Я уезжал наутро, чуть заря,
Из той деревни севернее Токио,
Где я провел три зимние, жестокие
Дождливые недели февраля.
День прошагав вдоль рисовых полей,
Я вечером, с приливами, с отливами,
Вел длинный разговор с неторопливыми
Крестьянами над горсткою углей.
Дом, где я жил, был лишь условный знак
Жилья.

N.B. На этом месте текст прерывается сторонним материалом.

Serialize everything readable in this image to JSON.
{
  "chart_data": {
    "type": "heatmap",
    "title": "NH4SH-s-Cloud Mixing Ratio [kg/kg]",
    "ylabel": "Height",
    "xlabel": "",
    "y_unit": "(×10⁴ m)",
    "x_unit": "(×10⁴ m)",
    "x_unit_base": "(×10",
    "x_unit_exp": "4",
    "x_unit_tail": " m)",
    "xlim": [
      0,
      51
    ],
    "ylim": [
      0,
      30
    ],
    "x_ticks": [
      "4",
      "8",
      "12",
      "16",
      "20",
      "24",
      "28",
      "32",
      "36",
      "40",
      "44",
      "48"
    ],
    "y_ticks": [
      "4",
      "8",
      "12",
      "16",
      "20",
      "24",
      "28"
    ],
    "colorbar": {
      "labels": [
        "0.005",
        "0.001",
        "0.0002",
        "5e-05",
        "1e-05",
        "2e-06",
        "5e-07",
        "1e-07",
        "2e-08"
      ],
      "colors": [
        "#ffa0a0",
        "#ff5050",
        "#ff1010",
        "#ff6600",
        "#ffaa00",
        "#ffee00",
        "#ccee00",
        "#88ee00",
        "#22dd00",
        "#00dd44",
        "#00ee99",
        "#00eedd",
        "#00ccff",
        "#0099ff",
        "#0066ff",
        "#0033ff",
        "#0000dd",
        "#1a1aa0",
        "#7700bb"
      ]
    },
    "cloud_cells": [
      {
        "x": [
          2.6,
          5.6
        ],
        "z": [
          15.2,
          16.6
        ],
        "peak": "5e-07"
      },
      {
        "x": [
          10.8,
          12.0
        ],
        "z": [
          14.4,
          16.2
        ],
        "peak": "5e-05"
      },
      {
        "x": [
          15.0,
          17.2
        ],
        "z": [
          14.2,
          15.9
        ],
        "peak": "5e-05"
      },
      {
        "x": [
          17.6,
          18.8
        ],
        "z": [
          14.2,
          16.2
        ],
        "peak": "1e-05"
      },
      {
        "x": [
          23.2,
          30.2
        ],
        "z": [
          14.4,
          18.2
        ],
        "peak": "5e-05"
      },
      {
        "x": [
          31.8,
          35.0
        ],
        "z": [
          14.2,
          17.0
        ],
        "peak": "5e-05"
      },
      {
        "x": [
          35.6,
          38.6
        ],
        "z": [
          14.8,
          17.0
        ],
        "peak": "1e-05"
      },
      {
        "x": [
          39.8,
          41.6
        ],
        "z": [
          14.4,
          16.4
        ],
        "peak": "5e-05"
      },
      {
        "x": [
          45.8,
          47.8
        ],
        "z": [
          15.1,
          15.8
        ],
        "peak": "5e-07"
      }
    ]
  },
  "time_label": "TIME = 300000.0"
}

Бумажный иероглиф бедности.
И дождь и солнце в предзакатной
медности
Его насквозь пронзали, просто так.
Снег пополам с дождем кропил поля,
И, с нестерпимой нищенской привычкою
В квадратики размерянная спичкою,
В слезах лежала мокрая земля.
Хозяин дома говорил о ней,
Исползанной коленями, исхоженной,
Заложенной, налогами обложенной,
И всё — за чашку риса на пять дней.
А в заключенье землю вспомнил он,
Где все уже навеки переменено,
Где я, вернувшись, Сталину и Ленину
От их деревни передам поклон.
Каков же революции порыв,
Куда достиг бессмертной силы ток ее,
Чтоб здесь, в деревне севернее Токио,
Был Сталин чтим и Ленин еще жив!
Из медных трубок выпуская дым,
Крестьяне замолчали от волнения,
И наступило странное мгновение,
Когда я вдруг почувствовал, что им
Всё, всё еще, бесспорно, предстоит:
«Аврора», бой среди рассвета дымного
И взятье императорского Зимнего —
Того, что в центре Токио стоит!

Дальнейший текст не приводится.